The following is an archived video story. The text content of that video story is available below for reference. The original video has been deleted and is no longer available.

FEMA reps canvass in Escambia and Santa Rosa neighborhoods

FEMA representatives were canvassing neighborhoods in Escambia and Santa Rosa Counties today.

It's one of the ways the agency is making sure those who need help after the floods get it.
Channel Three's Anthony Pura went door to door with a FEMA rep.

In the past three days FEMA represtatives made contact with 175 homeowners and signed up 148 of them for federal assistance

People we met with today said they were so preoccupied with cleaning up, they hadn't even thought about FEMA-- until FEMA came by their door.

It's just before 11am Tuesday morning and Mike Rood has already visited several homes along Fowler Avenue in Ensley. He is with FEMA looking for people that have had their houses damaged or property lost in the flood.
"We've left flyers in all these residences since they're not home-- they'll get the word."

When Rood finds a homeowner wanting FEMA help, he can get the person's application completed and sent to the agency in about 20 minutes.
Personal data like social security numbers, insurance and contact information-- he can take it on the spot and plug it into disasterassistance.gov-- accessed through his tablet.
"We've signed up three in 2 hours which is fantastic."

One of the people he signed up was Hugh McKinnon
McKinnon's house was spared during the flood but not his garage .Snce the storm, McKinnon's focus has been saving the items he could, and throwing out the rest.

"The front yard was flooded the backyard was flooded it came in through the garbage, about 6 to 8 inches, just ruined everything "

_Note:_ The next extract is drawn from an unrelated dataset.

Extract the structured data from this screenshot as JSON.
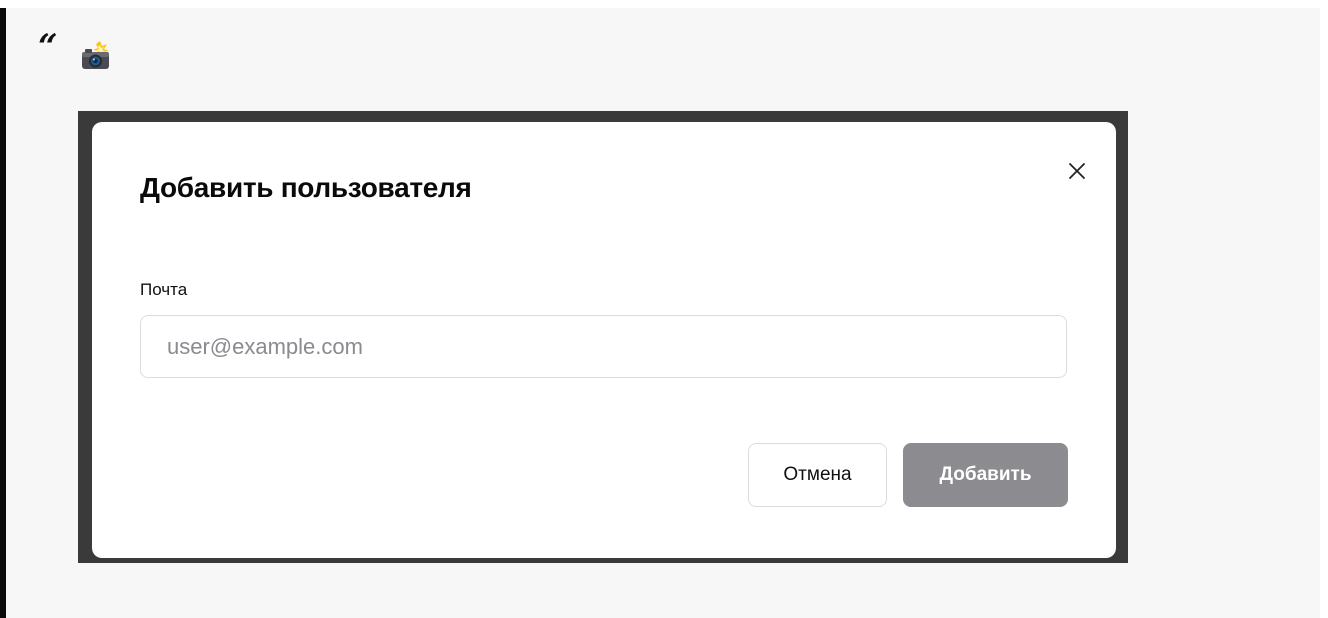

McKinnon estimates the damage at about 17 to 20,000 dollars. He wasn't even thinking about calling FEMA, until Rood showed up.
"We have a low income so they can help with something like that."

FEMA wants to be accessable to all flood victims. People can reach them online, by phone or at centers set up around town, but Rood says hitting the streets is still one of the most effective ways of getting help to those who need it.
"By going door to door, people without a car or with some kind of functional needs can't get to a tent we can reach them there."

We're able to access everybody, that we know that everybody has been touched, every home has been touched.

Now once you're signed up through FEMA, a FEMA inspector will contact you to look at the damage in person.
If you qualify you'll get a check or electronic transfer in a few days-- if you don't qualify you'll get a letter explaining why.